In more affluent Montgomery, officials were more sanguine about Hogan’s push for additional local dollars.

“I’m very positive that we can work all of those details out,” said County Executive Isiah Leggett (D). He said the additional money would “almost certainly” come from the county’s capital budget through the sale of general obligation bonds, which would allow the county to spread the financing out over a period of years.

“Could we bond-fund an extra $50 million? Probably,” said Nancy Floreen (D-At Large), vice president of the Montgomery County Council. “We have a very heavy capital program today, but I don’t think it would push us over the brink.”

Floreen said she was happy Hogan had finally made his announcement, after months of deliberations. “It takes a lot of the chest-bashing out of the conversation,” she said. “Now we get down to brass tacks.”

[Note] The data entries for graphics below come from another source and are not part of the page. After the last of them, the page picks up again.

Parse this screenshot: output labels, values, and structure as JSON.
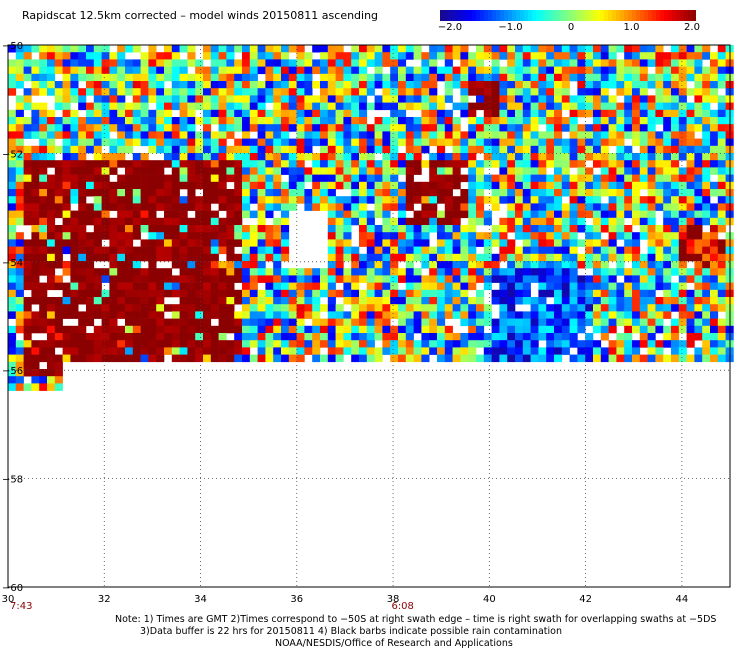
{
  "title": "Rapidscat 12.5km corrected – model winds 20150811 ascending",
  "colorbar": {
    "ticks": [
      "−2.0",
      "−1.0",
      "0",
      "1.0",
      "2.0"
    ],
    "tick_values": [
      -2.0,
      -1.0,
      0.0,
      1.0,
      2.0
    ],
    "colors": [
      "#1a0a8c",
      "#0000ff",
      "#0080ff",
      "#00ffff",
      "#80ff80",
      "#ffff00",
      "#ff8000",
      "#ff0000",
      "#8b0000"
    ]
  },
  "chart_data": {
    "type": "heatmap",
    "xlabel": "",
    "ylabel": "",
    "x_ticks": [
      "30",
      "32",
      "34",
      "36",
      "38",
      "40",
      "42",
      "44"
    ],
    "y_ticks": [
      "−50",
      "−52",
      "−54",
      "−56",
      "−58",
      "−60"
    ],
    "xlim": [
      30,
      45
    ],
    "ylim": [
      -60,
      -50
    ],
    "value_range": [
      -2.0,
      2.0
    ],
    "grid": "dotted",
    "time_labels": [
      {
        "lon": 30,
        "label": "7:43"
      },
      {
        "lon": 38.2,
        "label": "6:08"
      }
    ],
    "regions": [
      {
        "name": "",
        "lon": [
          30.2,
          34.8
        ],
        "lat": [
          -56.0,
          -52.0
        ],
        "value": 2.0
      },
      {
        "name": "",
        "lon": [
          38.2,
          39.5
        ],
        "lat": [
          -53.2,
          -52.0
        ],
        "value": 2.0
      },
      {
        "name": "",
        "lon": [
          39.5,
          40.2
        ],
        "lat": [
          -51.2,
          -50.6
        ],
        "value": 2.0
      },
      {
        "name": "",
        "lon": [
          43.8,
          44.8
        ],
        "lat": [
          -54.0,
          -53.3
        ],
        "value": 1.6
      },
      {
        "name": "",
        "lon": [
          40.0,
          42.0
        ],
        "lat": [
          -56.0,
          -54.0
        ],
        "value": -1.2
      }
    ]
  },
  "notes": [
    "Note: 1) Times are GMT 2)Times correspond to −50S at right swath edge – time is right swath for overlapping swaths at −5DS",
    "3)Data buffer is 22 hrs for 20150811 4) Black barbs indicate possible rain contamination",
    "NOAA/NESDIS/Office of Research and Applications"
  ]
}
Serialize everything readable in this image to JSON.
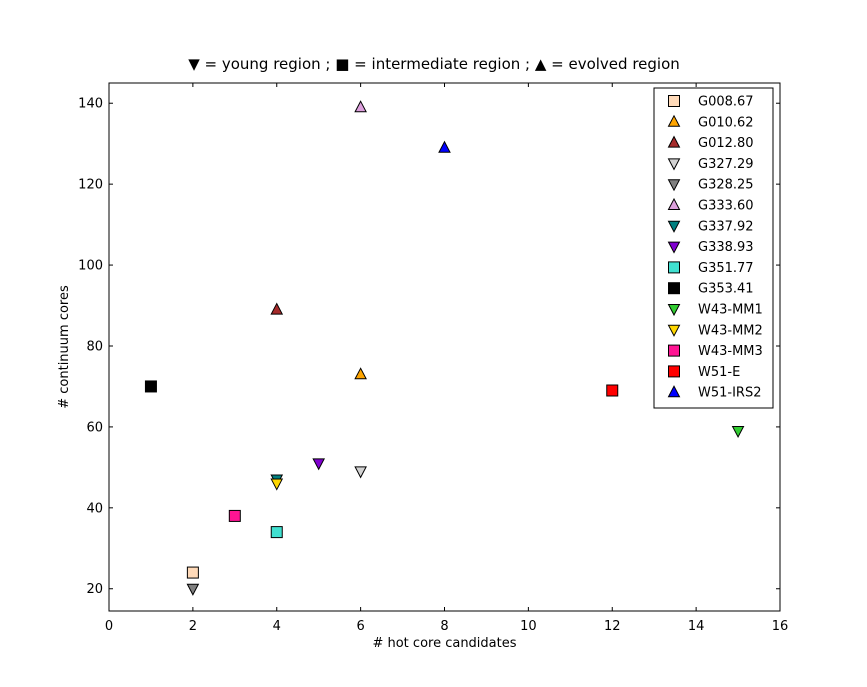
{
  "chart_data": {
    "type": "scatter",
    "title": "▼ = young region ; ■ = intermediate region ; ▲ = evolved region",
    "xlabel": "# hot core candidates",
    "ylabel": "# continuum cores",
    "xlim": [
      0,
      16
    ],
    "ylim": [
      14.5,
      145
    ],
    "xticks": [
      0,
      2,
      4,
      6,
      8,
      10,
      12,
      14,
      16
    ],
    "yticks": [
      20,
      40,
      60,
      80,
      100,
      120,
      140
    ],
    "grid": false,
    "legend_position": "top-right",
    "series": [
      {
        "name": "G008.67",
        "marker": "square",
        "color": "#ffdab9",
        "x": 2,
        "y": 24
      },
      {
        "name": "G010.62",
        "marker": "triangle-up",
        "color": "#ffa500",
        "x": 6,
        "y": 73
      },
      {
        "name": "G012.80",
        "marker": "triangle-up",
        "color": "#a52a2a",
        "x": 4,
        "y": 89
      },
      {
        "name": "G327.29",
        "marker": "triangle-down",
        "color": "#d3d3d3",
        "x": 6,
        "y": 49
      },
      {
        "name": "G328.25",
        "marker": "triangle-down",
        "color": "#808080",
        "x": 2,
        "y": 20
      },
      {
        "name": "G333.60",
        "marker": "triangle-up",
        "color": "#dda0dd",
        "x": 6,
        "y": 139
      },
      {
        "name": "G337.92",
        "marker": "triangle-down",
        "color": "#008080",
        "x": 4,
        "y": 47
      },
      {
        "name": "G338.93",
        "marker": "triangle-down",
        "color": "#8000d0",
        "x": 5,
        "y": 51
      },
      {
        "name": "G351.77",
        "marker": "square",
        "color": "#40e0d0",
        "x": 4,
        "y": 34
      },
      {
        "name": "G353.41",
        "marker": "square",
        "color": "#000000",
        "x": 1,
        "y": 70
      },
      {
        "name": "W43-MM1",
        "marker": "triangle-down",
        "color": "#32cd32",
        "x": 15,
        "y": 59
      },
      {
        "name": "W43-MM2",
        "marker": "triangle-down",
        "color": "#ffd700",
        "x": 4,
        "y": 46
      },
      {
        "name": "W43-MM3",
        "marker": "square",
        "color": "#ff1493",
        "x": 3,
        "y": 38
      },
      {
        "name": "W51-E",
        "marker": "square",
        "color": "#ff0000",
        "x": 12,
        "y": 69
      },
      {
        "name": "W51-IRS2",
        "marker": "triangle-up",
        "color": "#0000ff",
        "x": 8,
        "y": 129
      }
    ]
  }
}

Miti Figueredo, a spokeswoman for the Chevy Chase Land Company, which has led the pro-Purple Line fight for the Montgomery business community, said business leaders have had no conversations with county officials about the possibility of pitching in, just as commercial property owners along part of the Metrorail Silver Line route have done via a special taxing district.

“We’re willing to have conversations about ‘How can we make this happen?’ ” Figueredo said. “I’m confident both counties will step up and make their contributions, because the project is so important to the economies of both counties.”

The Chevy Chase Land Company owns land at what will be a future Purple Line station on Connecticut Avenue, in Chevy Chase Lake.

Many of those who had feared Hogan would cancel the project altogether said there was time to worry about the specifics later.

“I’m just happy it’s been approved,” said Jim Estepp, president of the Prince George’s Business Roundtable, a group of chief executives, chief financial officers and chief operating officers who run businesses in the county.

“It’s not unusual for these burdens to fall on local jurisdictions. . . . Going forward, people are going to now be looking at the details.”

Although opponents of the rail line, including environmentalists, threatened legal challenges, transit advocates applauded Hogan’s decision.

“We’re thrilled,” said Purple Line Now executive director Christine Scott. “I think what we’ve heard here is that the governor gets it. Jobs and connecting the counties are key, and he understands that, so we’re tickled.”

At the same time, Scott added that she’s anxious to hear how the counties feel about their expected contributions. “I think we need to know more – the extent of what the governor is asking and how much they were prepared for,” she said.

Stewart Schwartz, executive director of the Coalition for Smarter Growth, said the state should pay more.

“Given that the state and the federal government will often pay 100 percent of a highway project, it would be fairer for the state to put more money into the Purple Line than he’s proposing,” he said.

Montgomery council member Roger Berliner (D-Bethesda), chairman of the council’s transportation and environment committee, said he was confident that Hogan’s ask was “not a showstopper.”

“We can’t lose this project based on the numbers we’re talking about here,” Berliner said.

He also gave a shout-out to Hogan, who had criticized the Purple Line proposal harshly as a candidate but promised to keep an open mind and learn more about it once taking office.

“He came a long way with respect to this project. He really he was not a believer and over time he came to appreciate how important it was to fulfilling his fundamental objective, which is more jobs and a stronger economy.”

Katherine Shaver contributed to this report.